The European Central Bank said it has received 14,000 applications for jobs at a new system of regulation for eurozone financial institutions.
The ECB is hiring 800 staff for its new Single Supervisory Mechanism (SSM), a centralised system of regulation for eurozone banks that will apply the same regulatory standards across all states.
A flood of applications was revealed by Daniele Nouy, who heads up the SSM at the ECB. She hopes all of the roles will be filled by the end of the summer and said the ECB is "well on track" to launch the new framework.
Eurozone economies are at the beginning of a tentative recovery from the sovereign debt crisis in 2010 which almost broke up the currency union.
But work to fix the financial system is still unresolved, one of the key risks to its own recovery and that of other economies across the world.

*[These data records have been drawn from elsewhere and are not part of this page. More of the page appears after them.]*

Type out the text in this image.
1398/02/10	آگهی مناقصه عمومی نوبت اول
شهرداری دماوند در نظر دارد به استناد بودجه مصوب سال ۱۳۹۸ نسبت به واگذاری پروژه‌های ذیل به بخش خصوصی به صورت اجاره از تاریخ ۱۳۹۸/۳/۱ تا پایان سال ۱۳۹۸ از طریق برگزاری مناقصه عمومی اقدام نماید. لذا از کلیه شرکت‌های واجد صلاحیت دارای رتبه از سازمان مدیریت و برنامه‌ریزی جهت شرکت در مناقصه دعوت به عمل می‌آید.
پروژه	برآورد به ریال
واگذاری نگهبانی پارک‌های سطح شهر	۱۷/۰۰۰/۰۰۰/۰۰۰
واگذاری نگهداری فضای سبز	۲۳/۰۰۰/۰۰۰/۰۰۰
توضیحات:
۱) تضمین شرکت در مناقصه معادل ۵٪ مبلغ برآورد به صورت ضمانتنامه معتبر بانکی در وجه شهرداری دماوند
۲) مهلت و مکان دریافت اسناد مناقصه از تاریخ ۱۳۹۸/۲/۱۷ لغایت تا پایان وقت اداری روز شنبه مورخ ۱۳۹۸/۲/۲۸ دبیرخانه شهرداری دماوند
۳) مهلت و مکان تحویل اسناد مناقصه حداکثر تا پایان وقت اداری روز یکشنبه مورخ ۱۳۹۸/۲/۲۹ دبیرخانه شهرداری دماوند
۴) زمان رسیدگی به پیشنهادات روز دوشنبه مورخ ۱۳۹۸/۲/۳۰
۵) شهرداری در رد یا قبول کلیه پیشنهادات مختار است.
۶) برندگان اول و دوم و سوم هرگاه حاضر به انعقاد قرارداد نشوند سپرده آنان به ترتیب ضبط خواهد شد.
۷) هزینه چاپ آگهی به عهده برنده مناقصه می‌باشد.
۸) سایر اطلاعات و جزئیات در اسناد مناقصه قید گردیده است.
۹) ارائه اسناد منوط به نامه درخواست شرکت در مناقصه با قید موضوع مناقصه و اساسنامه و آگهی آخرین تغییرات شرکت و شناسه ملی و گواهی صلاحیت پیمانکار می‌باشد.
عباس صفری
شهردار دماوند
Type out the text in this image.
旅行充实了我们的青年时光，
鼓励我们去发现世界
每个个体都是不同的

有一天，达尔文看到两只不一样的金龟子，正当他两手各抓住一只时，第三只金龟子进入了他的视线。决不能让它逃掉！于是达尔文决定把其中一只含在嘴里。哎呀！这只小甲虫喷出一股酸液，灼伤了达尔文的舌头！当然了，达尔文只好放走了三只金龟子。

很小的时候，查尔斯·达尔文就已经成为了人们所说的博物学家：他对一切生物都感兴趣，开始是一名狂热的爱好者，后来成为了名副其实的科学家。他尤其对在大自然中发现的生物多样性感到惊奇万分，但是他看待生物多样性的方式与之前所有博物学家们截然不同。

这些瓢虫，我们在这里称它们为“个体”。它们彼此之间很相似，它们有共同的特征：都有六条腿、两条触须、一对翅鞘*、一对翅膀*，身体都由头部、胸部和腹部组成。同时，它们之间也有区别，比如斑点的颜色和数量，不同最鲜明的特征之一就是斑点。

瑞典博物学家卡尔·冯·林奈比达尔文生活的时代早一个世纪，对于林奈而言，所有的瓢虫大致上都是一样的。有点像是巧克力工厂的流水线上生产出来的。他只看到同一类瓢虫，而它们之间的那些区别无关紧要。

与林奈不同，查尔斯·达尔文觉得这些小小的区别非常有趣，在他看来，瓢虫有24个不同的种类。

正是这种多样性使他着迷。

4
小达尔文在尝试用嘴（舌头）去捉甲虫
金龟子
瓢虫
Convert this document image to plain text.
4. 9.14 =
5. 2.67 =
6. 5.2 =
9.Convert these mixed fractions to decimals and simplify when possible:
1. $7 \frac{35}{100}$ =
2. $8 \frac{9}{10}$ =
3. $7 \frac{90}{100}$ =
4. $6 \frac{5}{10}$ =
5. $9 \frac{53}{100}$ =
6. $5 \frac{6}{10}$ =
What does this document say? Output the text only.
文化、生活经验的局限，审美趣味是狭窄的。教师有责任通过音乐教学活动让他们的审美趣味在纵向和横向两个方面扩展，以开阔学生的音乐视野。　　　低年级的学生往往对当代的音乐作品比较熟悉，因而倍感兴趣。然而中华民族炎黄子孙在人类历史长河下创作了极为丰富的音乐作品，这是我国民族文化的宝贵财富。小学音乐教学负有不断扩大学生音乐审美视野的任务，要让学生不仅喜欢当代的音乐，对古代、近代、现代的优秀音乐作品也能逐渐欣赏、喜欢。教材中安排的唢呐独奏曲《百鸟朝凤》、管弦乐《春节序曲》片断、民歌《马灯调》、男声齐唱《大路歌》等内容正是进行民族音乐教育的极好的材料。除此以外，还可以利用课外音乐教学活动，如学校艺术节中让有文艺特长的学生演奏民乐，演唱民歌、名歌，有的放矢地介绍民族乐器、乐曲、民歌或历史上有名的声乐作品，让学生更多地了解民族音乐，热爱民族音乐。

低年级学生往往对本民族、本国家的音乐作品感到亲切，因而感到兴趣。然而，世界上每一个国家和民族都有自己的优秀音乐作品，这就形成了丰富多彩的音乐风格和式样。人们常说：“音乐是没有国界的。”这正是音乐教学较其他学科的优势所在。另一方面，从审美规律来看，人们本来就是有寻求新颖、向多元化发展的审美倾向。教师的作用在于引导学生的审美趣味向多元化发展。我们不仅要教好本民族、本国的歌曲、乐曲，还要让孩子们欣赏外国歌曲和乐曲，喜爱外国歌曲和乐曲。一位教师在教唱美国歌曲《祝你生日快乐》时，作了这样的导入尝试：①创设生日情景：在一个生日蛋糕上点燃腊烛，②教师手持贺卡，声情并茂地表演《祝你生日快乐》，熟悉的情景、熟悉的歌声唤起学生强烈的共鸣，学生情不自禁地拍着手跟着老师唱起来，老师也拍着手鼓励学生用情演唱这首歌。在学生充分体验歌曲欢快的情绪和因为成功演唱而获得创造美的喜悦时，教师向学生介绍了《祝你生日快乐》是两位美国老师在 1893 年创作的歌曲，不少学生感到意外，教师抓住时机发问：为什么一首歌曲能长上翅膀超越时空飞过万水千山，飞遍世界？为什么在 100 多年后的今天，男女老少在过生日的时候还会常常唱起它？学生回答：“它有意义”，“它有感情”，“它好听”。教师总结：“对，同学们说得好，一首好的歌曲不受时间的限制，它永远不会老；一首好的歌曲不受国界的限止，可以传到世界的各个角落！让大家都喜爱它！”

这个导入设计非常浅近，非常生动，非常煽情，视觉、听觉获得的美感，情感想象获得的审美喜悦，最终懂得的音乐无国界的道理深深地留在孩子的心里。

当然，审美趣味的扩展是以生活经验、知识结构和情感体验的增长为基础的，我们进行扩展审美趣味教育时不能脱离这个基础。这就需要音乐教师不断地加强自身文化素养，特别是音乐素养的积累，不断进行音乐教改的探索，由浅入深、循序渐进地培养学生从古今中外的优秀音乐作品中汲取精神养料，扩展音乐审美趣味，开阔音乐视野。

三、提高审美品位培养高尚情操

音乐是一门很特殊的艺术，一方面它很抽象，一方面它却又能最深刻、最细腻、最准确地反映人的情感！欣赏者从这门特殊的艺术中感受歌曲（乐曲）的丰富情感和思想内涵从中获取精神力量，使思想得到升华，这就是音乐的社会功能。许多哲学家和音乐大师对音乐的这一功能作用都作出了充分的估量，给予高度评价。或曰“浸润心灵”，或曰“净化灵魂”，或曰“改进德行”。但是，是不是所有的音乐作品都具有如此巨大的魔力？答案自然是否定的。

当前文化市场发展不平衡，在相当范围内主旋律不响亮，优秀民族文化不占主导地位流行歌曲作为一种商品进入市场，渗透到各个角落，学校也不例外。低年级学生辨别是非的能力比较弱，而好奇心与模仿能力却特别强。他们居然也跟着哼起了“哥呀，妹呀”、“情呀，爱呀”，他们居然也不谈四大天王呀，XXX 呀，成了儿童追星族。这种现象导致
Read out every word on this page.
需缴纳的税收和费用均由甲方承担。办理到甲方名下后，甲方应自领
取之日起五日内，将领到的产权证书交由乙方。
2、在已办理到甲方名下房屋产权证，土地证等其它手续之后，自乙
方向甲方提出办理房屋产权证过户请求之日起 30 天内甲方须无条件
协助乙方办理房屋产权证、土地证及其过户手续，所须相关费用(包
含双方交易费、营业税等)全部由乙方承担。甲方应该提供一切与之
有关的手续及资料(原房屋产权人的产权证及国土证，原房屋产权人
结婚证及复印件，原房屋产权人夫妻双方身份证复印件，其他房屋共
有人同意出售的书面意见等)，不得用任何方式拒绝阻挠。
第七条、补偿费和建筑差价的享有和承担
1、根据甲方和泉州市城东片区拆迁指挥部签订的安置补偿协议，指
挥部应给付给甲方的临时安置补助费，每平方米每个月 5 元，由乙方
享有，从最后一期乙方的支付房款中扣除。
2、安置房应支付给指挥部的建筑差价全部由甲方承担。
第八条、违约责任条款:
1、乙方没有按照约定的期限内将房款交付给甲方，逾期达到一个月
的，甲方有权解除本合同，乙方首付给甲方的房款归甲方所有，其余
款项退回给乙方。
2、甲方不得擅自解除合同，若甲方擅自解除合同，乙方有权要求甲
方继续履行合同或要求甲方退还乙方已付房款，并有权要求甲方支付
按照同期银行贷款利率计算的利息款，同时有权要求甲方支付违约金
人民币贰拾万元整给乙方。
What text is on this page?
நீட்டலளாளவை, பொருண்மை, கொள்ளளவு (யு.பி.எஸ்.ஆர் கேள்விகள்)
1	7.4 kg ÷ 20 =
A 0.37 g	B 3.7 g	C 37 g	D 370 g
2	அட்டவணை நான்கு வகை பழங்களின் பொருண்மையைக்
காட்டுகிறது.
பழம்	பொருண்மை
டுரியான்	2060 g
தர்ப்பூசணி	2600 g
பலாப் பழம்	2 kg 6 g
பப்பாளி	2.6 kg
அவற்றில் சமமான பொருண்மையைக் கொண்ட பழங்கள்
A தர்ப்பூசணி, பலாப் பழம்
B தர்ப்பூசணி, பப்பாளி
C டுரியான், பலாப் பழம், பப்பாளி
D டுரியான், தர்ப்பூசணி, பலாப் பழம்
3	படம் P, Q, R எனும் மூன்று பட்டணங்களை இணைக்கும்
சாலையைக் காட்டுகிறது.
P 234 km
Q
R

As well as an overarching supervisory body at the ECB, eurozone policymakers have also created the Single Resolution Mechanism (SRM).
This is a system that allows failing banks to be wound down or recapitalised without the taxpayer having to bail them out with emergency funding, as happened during the financial crisis.
And a third system is the Deposit Guarantee Scheme (DGS), which insures depositors for up to €100,000 in order to protect ordinary consumers against the risk of their bank collapsing and the subsequent loss of all their money.
Together, the SSM, SRM and DGS make up the "three pillars" of a new regulatory framework for the eurozone.